Whilst your IT systems department routinely expect hacks and exploits, it is not an area that has greatly affected operations (OT). Where cyber security for IT was traditionally concerned with information confidentiality, integrity and availability. OT is different as priorities often include safety, reliability and availability, and physical dangers associated with OT failure or malfunction.
Until recently, management of production line control was largely by dedicated controllers or PLCs. They also enjoyed an ‘air gap’ between the automation control system and the outside world. That is no longer the case.
Lack of awareness also brings its own dangers. In their 2019 Global report on the state of operational technology security, CyberX identified several common issues. Their study analysed real world traffic to 850 industrial operating networks across six continents and multiple industries. It identified that over 84% of sites have some form of remote access devices.
It showed that OT networks are a soft target for adversaries, with cyber-security gaps in key areas such as plain-text passwords (69%), direct connections to the Internet (40%) and weak antivirus protection (57%) and WAPS (16%)
Their downloadable report suggests eight steps, based on prioritisation of the issues is key. Many problems exist, but not all of them need solving at once. The report outlines a series of eight steps towards strengthening OT security to protect the most essential assets and processes. They include:
– Continuous OT network monitoring to immediately spot attempts to exploit unpatched systems — before attackers can do any damage
– Automated threat modelling to prioritize mitigating highest-consequence attack vectors
– Compensating controls such as granular segmentation
Does your IT dept protect OT cyber security
Automation systems are vulnerable for some different reasons then IT systems. They are designed to interfaces with the physical world of Industrial Control Systems, SCADA and Distributed Control Systems.

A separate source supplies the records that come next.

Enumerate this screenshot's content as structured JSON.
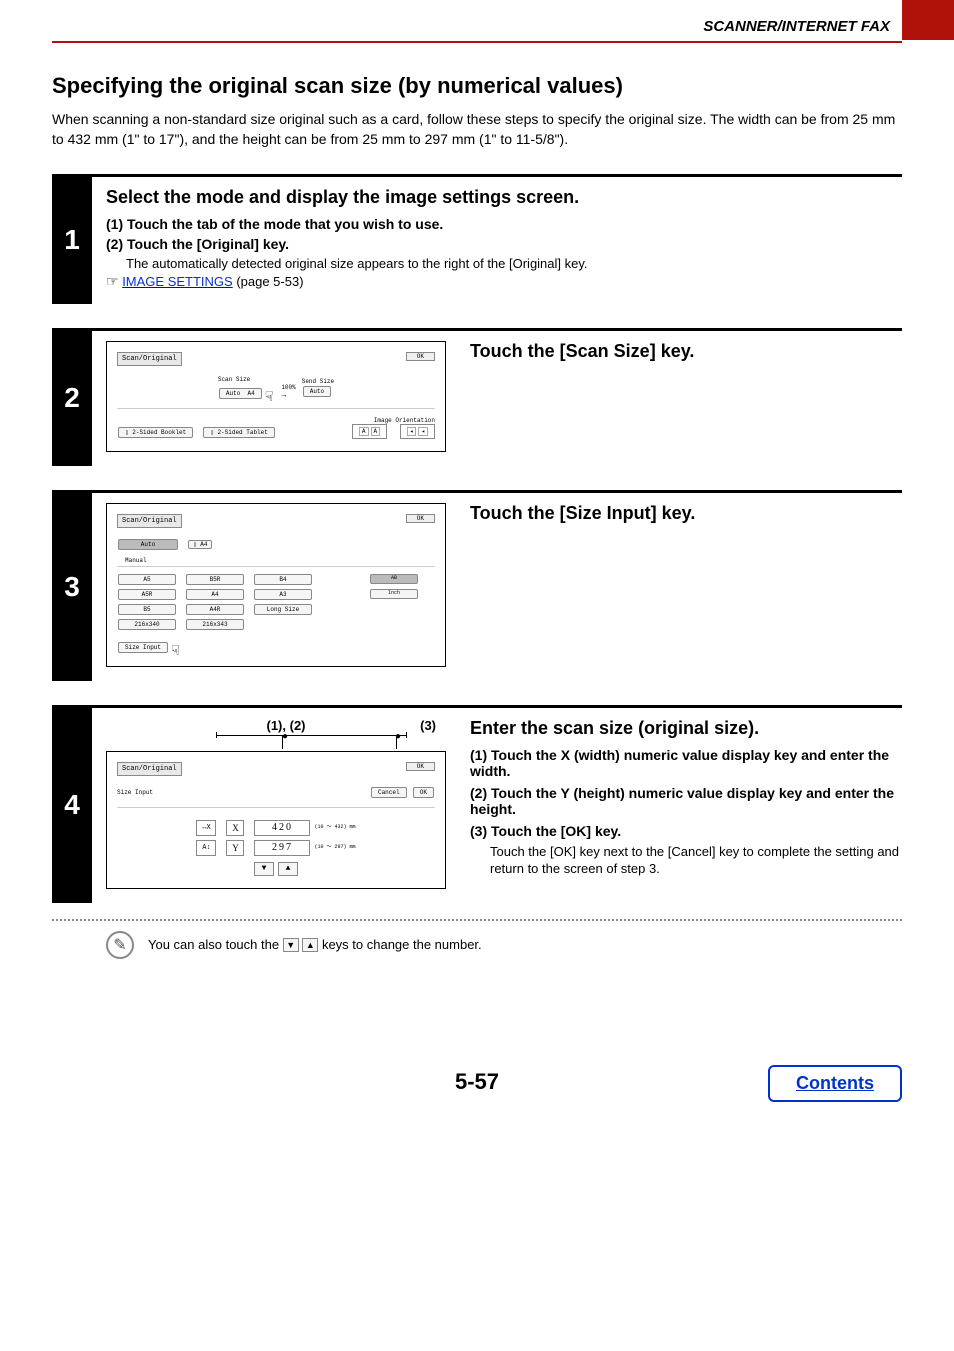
{
  "header": {
    "category": "SCANNER/INTERNET FAX"
  },
  "title": "Specifying the original scan size (by numerical values)",
  "intro": "When scanning a non-standard size original such as a card, follow these steps to specify the original size. The width can be from 25 mm to 432 mm (1\" to 17\"), and the height can be from 25 mm to 297 mm (1\" to 11-5/8\").",
  "step1": {
    "num": "1",
    "heading": "Select the mode and display the image settings screen.",
    "line1": "(1)   Touch the tab of the mode that you wish to use.",
    "line2": "(2)   Touch the [Original] key.",
    "note": "The automatically detected original size appears to the right of the [Original] key.",
    "link_text": "IMAGE SETTINGS",
    "link_suffix": " (page 5-53)"
  },
  "step2": {
    "num": "2",
    "heading": "Touch the [Scan Size] key.",
    "panel": {
      "title": "Scan/Original",
      "ok": "OK",
      "scan_size_label": "Scan Size",
      "percent": "100%",
      "send_size_label": "Send Size",
      "auto": "Auto",
      "a4": "A4",
      "auto2": "Auto",
      "two_sided_booklet": "2-Sided Booklet",
      "two_sided_tablet": "2-Sided Tablet",
      "image_orientation": "Image Orientation"
    }
  },
  "step3": {
    "num": "3",
    "heading": "Touch the [Size Input] key.",
    "panel": {
      "title": "Scan/Original",
      "ok": "OK",
      "auto": "Auto",
      "a4tab": "A4",
      "manual": "Manual",
      "a5": "A5",
      "b5r": "B5R",
      "b4": "B4",
      "ab_inch_top": "AB",
      "a5r": "A5R",
      "a4": "A4",
      "a3": "A3",
      "ab_inch_bottom": "Inch",
      "b5": "B5",
      "a4r": "A4R",
      "long_size": "Long Size",
      "s216x340": "216x340",
      "s216x343": "216x343",
      "size_input": "Size Input"
    }
  },
  "step4": {
    "num": "4",
    "heading": "Enter the scan size (original size).",
    "annot12": "(1), (2)",
    "annot3": "(3)",
    "sub1": "(1)   Touch the X (width) numeric value display key and enter the width.",
    "sub2": "(2)   Touch the Y (height) numeric value display key and enter the height.",
    "sub3": "(3)   Touch the [OK] key.",
    "sub3_note": "Touch the [OK] key next to the [Cancel] key to complete the setting and return to the screen of step 3.",
    "panel": {
      "title": "Scan/Original",
      "ok_top": "OK",
      "size_input": "Size Input",
      "cancel": "Cancel",
      "ok": "OK",
      "x_label": "X",
      "x_val": "420",
      "x_range": "(10 ～ 432)\nmm",
      "y_label": "Y",
      "y_val": "297",
      "y_range": "(10 ～ 297)\nmm"
    }
  },
  "tip": {
    "pre": "You can also touch the ",
    "post": " keys to change the number."
  },
  "footer": {
    "page_num": "5-57",
    "contents": "Contents"
  }
}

With IT systems defences comprise of layers on the technology stack, with software provides producing regular updates, patches and virus protection. This is not the case with industrial automation control where the environment remains relatively static. The problem is also exacerbated by the increased number of reported vulnerabilities built into some OT manufacturers’ proprietary hardware.

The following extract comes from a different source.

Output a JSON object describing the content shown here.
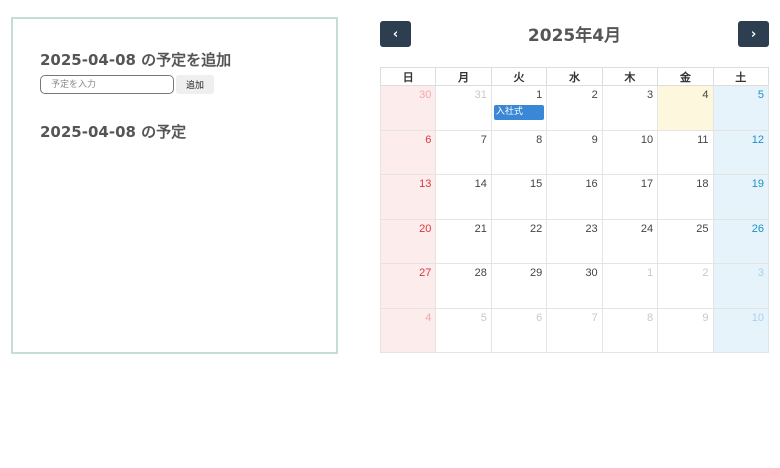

The UK’s National Cyber Security Centre (NCSC) recently published guidance to help regulators and operators of essential services adhere to the requirements of the new EU Network and Information Security (NIS) Directive. This guidance can help OT managers ensure that any connectivity between their OT cyber security environments and their wider enterprise networks or the Internet is managed securely. The NCSC will soon publish guidance outlining best practice for secure system design, containing more detailed advice to help mitigate these risks.